Херефорд открыл было рот, но тут же умолк. Два года назад он бы разразился слезами и стенаниями, но эти годы были для него суровой школой. Вальтер не понимал, что на него обрушилось. Он не знал ничего о приезде Генриха и о том, что Сторм должен был встретить его. Это возлагалось на Арундела, но Херефорд не доверял ему, как Сторму, а кроме того, жена его, леди Алис, слишком ретиво интересовалась Генрихом, допускать ее сюда было никак нельзя. Без Сторма, который мог сказать Арунделу «нет!», тот спокойно может прихватить ее с собой или поведать ей… Об этом лучше не думать, кусал себе губы Херефорд. При этом ему пришло в голову, что скорее надо злиться на себя самого. Во-первых, он чуть не выболтал Вальтеру, чего тому знать вовсе не следовало. А потом, чем он лучше леди Алис, если ведет себя как тряпка!

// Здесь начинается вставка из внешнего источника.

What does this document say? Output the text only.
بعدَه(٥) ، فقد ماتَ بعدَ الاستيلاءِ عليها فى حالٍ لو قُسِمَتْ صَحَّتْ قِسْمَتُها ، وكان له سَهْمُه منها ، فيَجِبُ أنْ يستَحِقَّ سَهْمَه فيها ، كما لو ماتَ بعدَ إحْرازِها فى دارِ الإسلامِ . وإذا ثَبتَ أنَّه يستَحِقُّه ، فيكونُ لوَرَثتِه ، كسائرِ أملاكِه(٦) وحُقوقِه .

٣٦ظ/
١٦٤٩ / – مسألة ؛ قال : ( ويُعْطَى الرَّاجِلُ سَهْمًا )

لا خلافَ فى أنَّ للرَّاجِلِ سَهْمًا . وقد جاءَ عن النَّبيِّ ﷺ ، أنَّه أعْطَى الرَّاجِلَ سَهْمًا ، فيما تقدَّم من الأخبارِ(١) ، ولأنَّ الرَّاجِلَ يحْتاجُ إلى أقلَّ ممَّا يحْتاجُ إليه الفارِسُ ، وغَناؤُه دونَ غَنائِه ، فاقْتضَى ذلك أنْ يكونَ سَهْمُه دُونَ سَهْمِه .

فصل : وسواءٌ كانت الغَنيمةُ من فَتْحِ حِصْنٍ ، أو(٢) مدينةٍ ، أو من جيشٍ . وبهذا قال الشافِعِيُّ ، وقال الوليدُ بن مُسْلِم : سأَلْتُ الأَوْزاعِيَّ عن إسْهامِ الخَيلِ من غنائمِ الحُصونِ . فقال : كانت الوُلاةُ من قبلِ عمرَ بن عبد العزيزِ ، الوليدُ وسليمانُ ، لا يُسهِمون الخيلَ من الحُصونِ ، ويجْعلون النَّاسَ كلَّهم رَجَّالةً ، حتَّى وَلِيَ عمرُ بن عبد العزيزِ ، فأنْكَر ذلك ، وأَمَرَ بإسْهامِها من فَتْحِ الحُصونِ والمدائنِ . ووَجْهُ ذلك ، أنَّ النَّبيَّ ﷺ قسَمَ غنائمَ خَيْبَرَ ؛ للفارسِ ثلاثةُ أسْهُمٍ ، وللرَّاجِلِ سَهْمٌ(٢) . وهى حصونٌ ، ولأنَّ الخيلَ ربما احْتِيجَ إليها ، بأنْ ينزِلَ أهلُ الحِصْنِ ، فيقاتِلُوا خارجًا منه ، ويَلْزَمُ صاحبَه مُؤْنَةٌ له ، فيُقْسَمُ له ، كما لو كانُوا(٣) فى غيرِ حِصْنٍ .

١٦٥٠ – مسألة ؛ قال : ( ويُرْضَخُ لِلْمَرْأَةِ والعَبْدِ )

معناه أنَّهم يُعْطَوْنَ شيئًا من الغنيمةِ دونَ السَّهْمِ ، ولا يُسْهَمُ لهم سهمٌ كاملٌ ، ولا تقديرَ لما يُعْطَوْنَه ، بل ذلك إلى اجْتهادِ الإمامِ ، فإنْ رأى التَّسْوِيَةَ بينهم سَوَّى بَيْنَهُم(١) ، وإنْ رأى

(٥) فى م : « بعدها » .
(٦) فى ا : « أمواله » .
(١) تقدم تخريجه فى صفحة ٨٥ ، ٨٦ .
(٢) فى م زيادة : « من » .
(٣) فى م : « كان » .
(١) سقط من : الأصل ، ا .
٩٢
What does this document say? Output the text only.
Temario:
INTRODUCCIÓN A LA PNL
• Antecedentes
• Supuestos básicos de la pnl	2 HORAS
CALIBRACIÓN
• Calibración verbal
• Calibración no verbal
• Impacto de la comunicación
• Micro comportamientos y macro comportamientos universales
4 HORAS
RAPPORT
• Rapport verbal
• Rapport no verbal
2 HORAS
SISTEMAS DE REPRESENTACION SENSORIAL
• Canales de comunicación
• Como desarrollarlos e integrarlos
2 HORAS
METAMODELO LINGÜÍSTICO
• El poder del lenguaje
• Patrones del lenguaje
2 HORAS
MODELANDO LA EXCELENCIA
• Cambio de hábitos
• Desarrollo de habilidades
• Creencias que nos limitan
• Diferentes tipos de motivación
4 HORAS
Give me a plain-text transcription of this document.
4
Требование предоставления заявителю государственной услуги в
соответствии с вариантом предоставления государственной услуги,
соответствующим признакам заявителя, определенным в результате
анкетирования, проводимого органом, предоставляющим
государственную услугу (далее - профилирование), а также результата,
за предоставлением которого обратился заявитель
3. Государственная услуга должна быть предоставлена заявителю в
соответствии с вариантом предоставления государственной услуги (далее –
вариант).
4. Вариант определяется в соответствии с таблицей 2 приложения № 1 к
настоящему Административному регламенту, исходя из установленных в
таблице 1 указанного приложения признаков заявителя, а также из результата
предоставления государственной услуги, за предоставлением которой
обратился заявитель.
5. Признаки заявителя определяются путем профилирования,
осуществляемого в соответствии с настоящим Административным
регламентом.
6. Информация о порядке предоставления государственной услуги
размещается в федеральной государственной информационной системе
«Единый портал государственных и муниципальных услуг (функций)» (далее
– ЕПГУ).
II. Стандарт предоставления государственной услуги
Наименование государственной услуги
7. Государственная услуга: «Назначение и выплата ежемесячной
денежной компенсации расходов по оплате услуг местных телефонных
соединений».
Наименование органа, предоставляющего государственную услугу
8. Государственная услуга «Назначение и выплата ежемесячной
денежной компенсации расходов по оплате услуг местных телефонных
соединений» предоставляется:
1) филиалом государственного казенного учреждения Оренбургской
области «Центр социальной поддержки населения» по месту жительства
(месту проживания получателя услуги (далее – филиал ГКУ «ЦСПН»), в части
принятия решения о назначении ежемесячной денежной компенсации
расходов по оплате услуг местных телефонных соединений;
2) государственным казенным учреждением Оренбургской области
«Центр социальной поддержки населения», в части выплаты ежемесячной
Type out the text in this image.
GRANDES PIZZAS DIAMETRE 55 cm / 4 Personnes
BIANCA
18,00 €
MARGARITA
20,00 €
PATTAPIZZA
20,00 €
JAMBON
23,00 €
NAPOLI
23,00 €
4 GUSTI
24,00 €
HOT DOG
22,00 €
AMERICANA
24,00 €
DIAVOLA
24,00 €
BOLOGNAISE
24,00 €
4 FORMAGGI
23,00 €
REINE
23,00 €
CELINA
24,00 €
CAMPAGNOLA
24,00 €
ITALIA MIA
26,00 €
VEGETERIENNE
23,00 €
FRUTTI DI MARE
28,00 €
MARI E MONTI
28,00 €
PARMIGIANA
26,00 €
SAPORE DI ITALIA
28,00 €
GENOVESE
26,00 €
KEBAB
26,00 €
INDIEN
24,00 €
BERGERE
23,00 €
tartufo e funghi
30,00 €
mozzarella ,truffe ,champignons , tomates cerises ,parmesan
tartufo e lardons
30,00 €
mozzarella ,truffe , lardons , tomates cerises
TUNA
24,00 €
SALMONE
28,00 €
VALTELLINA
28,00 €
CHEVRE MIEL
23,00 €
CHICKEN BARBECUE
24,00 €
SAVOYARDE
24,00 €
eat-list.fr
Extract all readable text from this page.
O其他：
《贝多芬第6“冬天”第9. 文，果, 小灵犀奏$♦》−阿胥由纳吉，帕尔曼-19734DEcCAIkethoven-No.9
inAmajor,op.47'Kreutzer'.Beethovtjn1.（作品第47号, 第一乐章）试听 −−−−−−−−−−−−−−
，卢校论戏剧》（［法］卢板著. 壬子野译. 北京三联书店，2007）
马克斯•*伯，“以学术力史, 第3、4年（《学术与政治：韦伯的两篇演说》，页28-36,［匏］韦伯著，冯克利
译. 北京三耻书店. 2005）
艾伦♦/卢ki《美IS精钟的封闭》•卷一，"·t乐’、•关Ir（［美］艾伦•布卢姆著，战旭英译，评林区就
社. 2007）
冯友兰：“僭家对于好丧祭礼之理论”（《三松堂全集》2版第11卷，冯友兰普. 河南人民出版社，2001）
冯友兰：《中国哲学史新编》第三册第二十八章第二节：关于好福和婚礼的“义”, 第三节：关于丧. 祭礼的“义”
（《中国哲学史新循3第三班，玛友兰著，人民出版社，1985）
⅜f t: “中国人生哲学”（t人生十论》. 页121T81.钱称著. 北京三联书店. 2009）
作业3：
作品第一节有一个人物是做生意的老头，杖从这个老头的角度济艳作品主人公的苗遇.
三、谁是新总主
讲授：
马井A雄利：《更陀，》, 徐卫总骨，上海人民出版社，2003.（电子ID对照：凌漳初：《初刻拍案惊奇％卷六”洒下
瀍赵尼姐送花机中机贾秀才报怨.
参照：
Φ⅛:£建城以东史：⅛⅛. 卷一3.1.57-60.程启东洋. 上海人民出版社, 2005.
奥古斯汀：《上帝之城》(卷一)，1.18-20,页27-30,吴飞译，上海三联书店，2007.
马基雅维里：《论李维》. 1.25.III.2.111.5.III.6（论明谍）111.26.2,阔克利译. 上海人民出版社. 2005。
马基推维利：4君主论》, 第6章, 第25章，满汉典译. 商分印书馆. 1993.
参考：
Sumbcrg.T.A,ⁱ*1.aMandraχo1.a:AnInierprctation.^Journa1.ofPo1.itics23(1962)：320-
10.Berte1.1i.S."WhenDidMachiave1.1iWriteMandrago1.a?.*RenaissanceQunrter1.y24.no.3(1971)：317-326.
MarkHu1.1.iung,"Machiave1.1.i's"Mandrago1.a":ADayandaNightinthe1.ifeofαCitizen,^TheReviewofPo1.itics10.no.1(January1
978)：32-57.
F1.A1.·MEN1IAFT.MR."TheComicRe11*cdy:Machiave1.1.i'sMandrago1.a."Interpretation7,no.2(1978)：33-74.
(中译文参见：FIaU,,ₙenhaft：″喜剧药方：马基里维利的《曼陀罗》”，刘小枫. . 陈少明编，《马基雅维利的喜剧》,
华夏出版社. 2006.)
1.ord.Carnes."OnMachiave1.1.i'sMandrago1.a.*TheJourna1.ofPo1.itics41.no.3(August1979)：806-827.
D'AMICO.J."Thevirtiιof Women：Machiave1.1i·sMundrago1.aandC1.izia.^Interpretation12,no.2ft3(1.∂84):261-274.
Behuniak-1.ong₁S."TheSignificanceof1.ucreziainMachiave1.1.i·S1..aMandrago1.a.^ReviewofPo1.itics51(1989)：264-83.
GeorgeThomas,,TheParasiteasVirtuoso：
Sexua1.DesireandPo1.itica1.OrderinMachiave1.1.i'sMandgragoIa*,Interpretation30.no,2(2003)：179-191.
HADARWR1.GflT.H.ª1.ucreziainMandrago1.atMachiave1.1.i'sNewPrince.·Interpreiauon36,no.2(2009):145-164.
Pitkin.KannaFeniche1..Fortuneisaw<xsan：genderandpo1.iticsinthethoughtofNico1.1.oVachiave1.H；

Свои мучительные чувства Херефорд называл злостью, и переживания, ими вызванные, походили на гнев, но на самом деле Роджер Херефорд терзался страхом. Уже который раз его тщательно разработанные планы, вот-вот готовые принести плоды, летят прахом. И всякий раз удар, причем без всякого злого умысла, следует от тех, кому он верит больше всего! Стоит ему только после некоторого успеха приподнять голову и освободиться от преследующей его угнетенности, как новое несчастье ставит все с ног на голову. Стоит ему сделать шаг вперед, его тащат на два шага назад. Казалось, ему свыше дается указание остановиться, как будто кто-то громко предрекает, что чем больше он будет стараться, тем горше ждет его поражение. Знамения, казалось, ясно говорили: тебя покинут, ты пропадешь! Он не боялся политической измены со стороны Глостера или Честера, на это у него легко найдутся контрмеры. Такой предательский удар можно ждать от смерти. Вот так покинул его Алан, сделав правой рукой Вальтера, на которого он не мог полностью положиться. Могила Алана на херефордском кладбище была еще свежей, скоро она зарастет травой, какая поднималась за окном под яркими лучами весеннего солнца. У Херефорда перехватило дыхание, он потянул на шее кольчугу, мешавшую дышать. А может, смерть его самого?.. Он встряхнулся, отогнал тяжелые мысли. Умирать так умирать, но пугаться этого, когда никакой опасности в поле зрения нет, значит расписываться в собственной никчемности.

От таких мыслей ему стало совсем худо. «Боже, прости мне глухоту к предвещаниям Твоим! Я слышу их, я хочу повиноваться, но не могу! Я присягнул именем Твоим помочь Генриху занять престол. Это дело справедливо. Смилуйся надо мной и над моей землей окровавленной! Боже всемилостивый, если судишь мне пасть, не дай погибнуть по слабости и в бесчестье. Пусть я умру, если надо, но пусть храбрость не оставит меня!»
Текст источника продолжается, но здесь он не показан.